Quintius Cincinnatus, tragédie en trois actes, par Arnault, suivie de l'acte d'Horatius Coclès. 21 frimaire an 3 [11 décembre 1794].

Théâtre de la République

Almanach des Muses 1796.

L'Almanach des Muses donne pour titre Quintus Cincinnatus.

Sujet austère, intérêt faible.

Spurius Melius, riche Citoyen de Rome a fait venir des grains dans un tems de disette ; il les distribue au peuple pour le gagner et s'ouvrir un chemin à la tyrannie. Cincinnatus, qui, de sa retraite, a pénétré les projets de Mélius, accourt à Rome et l'accuse devant le Sénat. Il est nommé dictateur, et donne ordre d'arrêter Mélius. Celui-ci résiste et provoque le peuple à la sédition. Servilius, général de la cavalerie, aime Emilie, fille de Melius qui lui offre sa main : Servilius n'en persiste pas moins à vouloir l'emmener devant le dictateur ; puis le voyant se réfugier parmi les séditieux, il le poignarde au milieu de ses cliens. Emilie se tue sur le corps de son père, après avoir remis au dictateur la liste des conjurés.

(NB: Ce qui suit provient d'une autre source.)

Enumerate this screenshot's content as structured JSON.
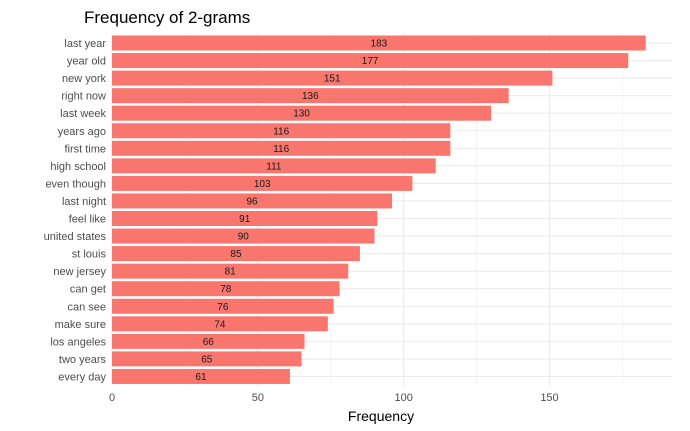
{
  "chart_data": {
    "type": "bar",
    "orientation": "horizontal",
    "title": "Frequency of 2-grams",
    "xlabel": "Frequency",
    "ylabel": "",
    "categories": [
      "last year",
      "year old",
      "new york",
      "right now",
      "last week",
      "years ago",
      "first time",
      "high school",
      "even though",
      "last night",
      "feel like",
      "united states",
      "st louis",
      "new jersey",
      "can get",
      "can see",
      "make sure",
      "los angeles",
      "two years",
      "every day"
    ],
    "values": [
      183,
      177,
      151,
      136,
      130,
      116,
      116,
      111,
      103,
      96,
      91,
      90,
      85,
      81,
      78,
      76,
      74,
      66,
      65,
      61
    ],
    "xlim": [
      0,
      192
    ],
    "xticks": [
      0,
      50,
      100,
      150
    ],
    "bar_color": "#F8766D",
    "grid": true,
    "legend": "none"
  }
}
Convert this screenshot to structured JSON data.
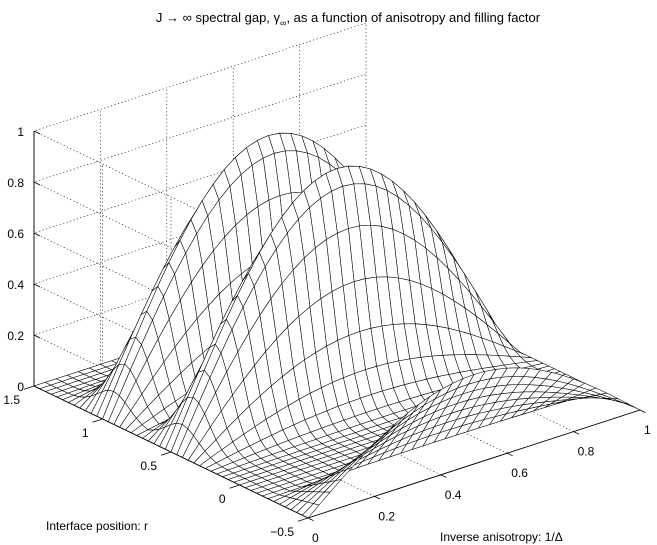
{
  "chart_data": {
    "type": "surface",
    "title_main": "J → ∞ spectral gap, γ",
    "title_sub": "∞",
    "title_rest": ", as a function of anisotropy and filling factor",
    "xlabel": "Inverse anisotropy: 1/Δ",
    "ylabel": "Interface position: r",
    "zlabel": "",
    "xlim": [
      0,
      1
    ],
    "ylim": [
      -0.5,
      1.5
    ],
    "zlim": [
      0,
      1
    ],
    "x_ticks": [
      "0",
      "0.2",
      "0.4",
      "0.6",
      "0.8",
      "1"
    ],
    "y_ticks": [
      "−0.5",
      "0",
      "0.5",
      "1",
      "1.5"
    ],
    "z_ticks": [
      "0",
      "0.2",
      "0.4",
      "0.6",
      "0.8",
      "1"
    ],
    "grid": true,
    "mesh_color": "#000000",
    "surface_fill": "#ffffff",
    "features": {
      "ridges_along_r": [
        0.5,
        1.0
      ],
      "ridge_peak_gamma": 0.9,
      "outer_edge_r": -0.5,
      "outer_edge_gamma": 0.27,
      "contour_projection_on_floor": true
    }
  }
}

De beaux développemens. Le rôle d'Emilie assez inutile. Succès peu soutenu.

Sur la page de titre de la brochure, à Paris, chez Mérigot jeune, an troisième :

Quintius Cincinnatus, tragédie en trois actes, Représentée pour la première fois sur le Théâtre de la République, le 11 nivose, l'an 3e. Suivie de l'acte d'Horatius Coclès. Par le Citoyen Arnault.

Impiaque in medio peraguntur bella senatu.

Lucain.

Le texte de la pièce est précédé de cette courte note :

Parvenir à la tyrannie par la popularité, fut de tous les temps la tactique des ambitieux dans une République. Cette vérité, non moins cruellement démontrée par l'expérience que par l'historie, fut sans doute la base de l'ostracisme ; elle est aussi celle de cette Tragédie purement politique, conçue et presque entièrement achevée sous le despotisme.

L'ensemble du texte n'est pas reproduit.